Here’s how this logic applies to our example… The permutation test assumed there was no difference between the purple and green morphs, so the low p-value indicates that the estimated difference between the mean dry weight of purple and green morphs was unlikely to have occurred by chance if there is really no difference at the population level. We interpret the low p-value as evidence for the existence of a difference in mean dry weight among the populations of purple and green morphs. Since p = 0.004, we say we found a statistically significant difference at the 5% level.

Here’s how we might summarise our analysis in in a written report:

The mean dry weight biomass of purple plants (77) was significantly greater than that of green plants (173) (one-tailed permutation test, p<0.05).

We report the sample sizes used, the type of test employed, and the significance threshold we passed (not the raw p-value).

Directional tests

The test we just did is a ‘one-tailed’ test. It’s called a ‘one-tailed’ because we only looked at one end of the null distribution. This kind of test is appropriate for evaluating directional predictions (e.g. purple > green). If, instead of testing whether purple plants were larger than green plants, we just want to know if they were different in some way (i.e. in either direction), we should use a ‘two-tailed’ test. These work by looking at both ends of the null distribution. We won’t do this here though—the one- vs two-tailed distinction is discussed in the one-tailed vs. two-tailed tests supplementary chapter.

9.3 What have we learned?

Our goal was not really to learn how permutation tests work. Just as with bootstrapping in the previous chapter—we just used it to demonstrate the logic of how frequentist statistics work. In this instance, we wanted to see how to evaluate a difference between two groups. The basic ideas are no different from those introduced in the previous chapter…

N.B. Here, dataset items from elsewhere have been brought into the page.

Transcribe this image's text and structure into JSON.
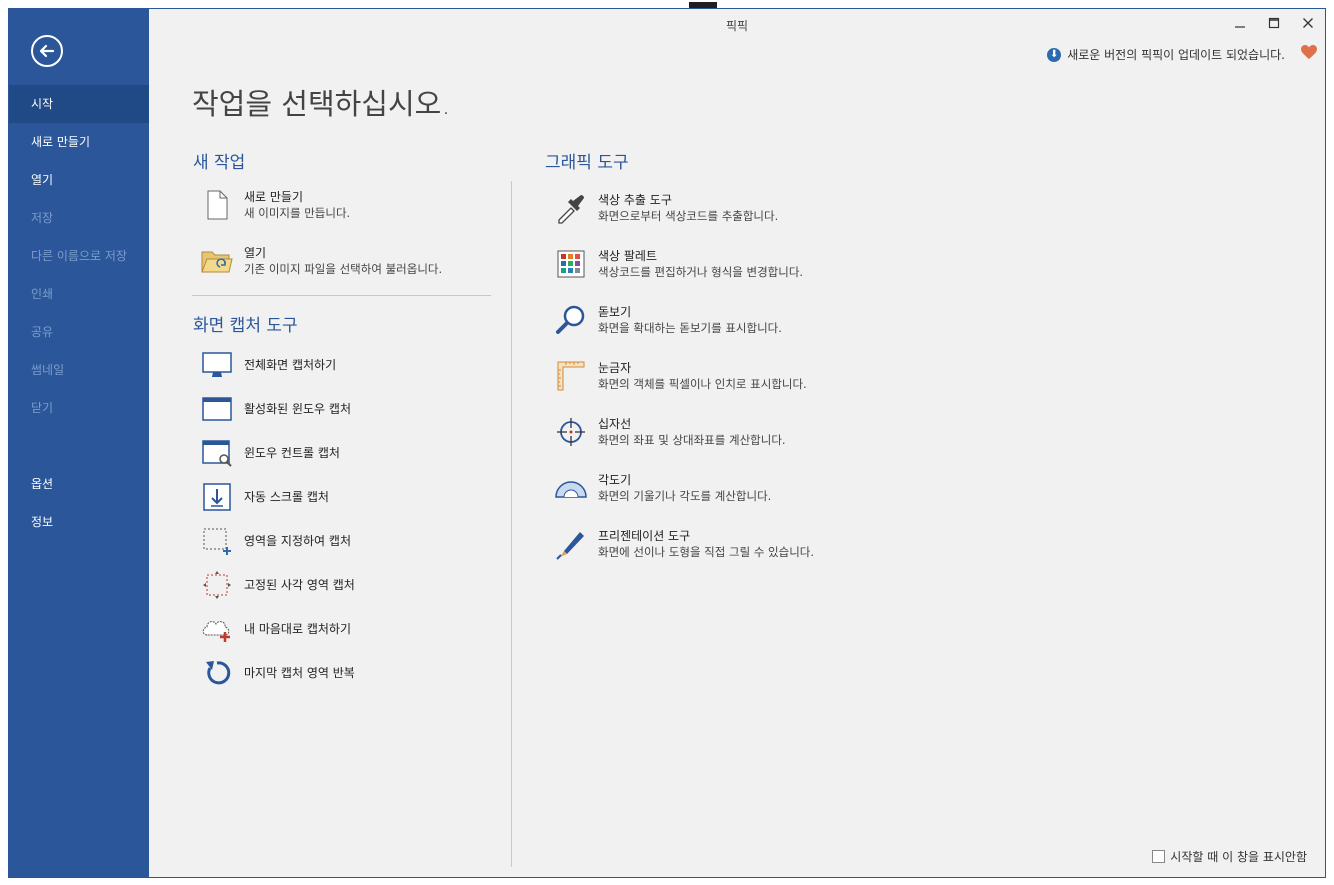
{
  "window": {
    "title": "픽픽"
  },
  "sidebar": {
    "items": [
      {
        "label": "시작",
        "state": "active"
      },
      {
        "label": "새로 만들기",
        "state": "normal"
      },
      {
        "label": "열기",
        "state": "normal"
      },
      {
        "label": "저장",
        "state": "disabled"
      },
      {
        "label": "다른 이름으로 저장",
        "state": "disabled"
      },
      {
        "label": "인쇄",
        "state": "disabled"
      },
      {
        "label": "공유",
        "state": "disabled"
      },
      {
        "label": "썸네일",
        "state": "disabled"
      },
      {
        "label": "닫기",
        "state": "disabled"
      }
    ],
    "bottom_items": [
      {
        "label": "옵션"
      },
      {
        "label": "정보"
      }
    ]
  },
  "notification": {
    "text": "새로운 버전의 픽픽이 업데이트 되었습니다."
  },
  "main": {
    "page_title": "작업을 선택하십시오.",
    "new_task": {
      "title": "새 작업",
      "items": [
        {
          "label": "새로 만들기",
          "desc": "새 이미지를 만듭니다.",
          "icon": "new-document-icon"
        },
        {
          "label": "열기",
          "desc": "기존 이미지 파일을 선택하여 불러옵니다.",
          "icon": "open-folder-icon"
        }
      ]
    },
    "capture": {
      "title": "화면 캡처 도구",
      "items": [
        {
          "label": "전체화면 캡처하기",
          "icon": "monitor-icon"
        },
        {
          "label": "활성화된 윈도우 캡처",
          "icon": "window-icon"
        },
        {
          "label": "윈도우 컨트롤 캡처",
          "icon": "window-control-icon"
        },
        {
          "label": "자동 스크롤 캡처",
          "icon": "scroll-capture-icon"
        },
        {
          "label": "영역을 지정하여 캡처",
          "icon": "region-select-icon"
        },
        {
          "label": "고정된 사각 영역 캡처",
          "icon": "fixed-region-icon"
        },
        {
          "label": "내 마음대로 캡처하기",
          "icon": "freehand-icon"
        },
        {
          "label": "마지막 캡처 영역 반복",
          "icon": "repeat-icon"
        }
      ]
    },
    "graphics": {
      "title": "그래픽 도구",
      "items": [
        {
          "label": "색상 추출 도구",
          "desc": "화면으로부터 색상코드를 추출합니다.",
          "icon": "eyedropper-icon"
        },
        {
          "label": "색상 팔레트",
          "desc": "색상코드를 편집하거나 형식을 변경합니다.",
          "icon": "palette-icon"
        },
        {
          "label": "돋보기",
          "desc": "화면을 확대하는 돋보기를 표시합니다.",
          "icon": "magnifier-icon"
        },
        {
          "label": "눈금자",
          "desc": "화면의 객체를 픽셀이나 인치로 표시합니다.",
          "icon": "ruler-icon"
        },
        {
          "label": "십자선",
          "desc": "화면의 좌표 및 상대좌표를 계산합니다.",
          "icon": "crosshair-icon"
        },
        {
          "label": "각도기",
          "desc": "화면의 기울기나 각도를 계산합니다.",
          "icon": "protractor-icon"
        },
        {
          "label": "프리젠테이션 도구",
          "desc": "화면에 선이나 도형을 직접 그릴 수 있습니다.",
          "icon": "pen-icon"
        }
      ]
    }
  },
  "footer": {
    "checkbox_label": "시작할 때 이 창을 표시안함",
    "checked": false
  },
  "colors": {
    "accent": "#2b579a",
    "heart": "#e0704a"
  }
}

  1. define what constitutes an ‘effect’ (e.g. a difference between means), then assume that there is ‘no effect’—i.e. define the null hypothesis,

  2. select an appropriate test statistic that can distinguish between the presence of an ‘effect’ and ‘no effect,’

(In practice, each kind of statistical test uses a standard test statistic. We don’t have to pick these ourselves.)

  1. construct the corresponding null distribution of the test statistic by working out what would happen if we were to take frequent samples in the ‘no effect’ situation,

  2. and finally, use the null distribution and the observed test statistic to calculate a __p-value__that quantifies how frequently the observed difference, or a more extreme difference, would be observed under the hypothesis of no effect.

We only actually introduced one new idea in this chapter. When evaluating differences among populations we need to work with a single number that can distinguish between ‘effect’ and ‘no effect.’ This is called the test statistic. Sometimes this can be expressed in terms of familiar quantities like means (we just used a difference between means above). However, this isn’t always the case. For example, we can use something called an F-ratio to evaluate the statistical significance of differences among more than two means. We’ll get to these kinds of tests later. For now, our task is to explore simple ‘parametric tests.’ These kinds of tests allow us to ask questions without resorting to things bootstrapping or permutation tests.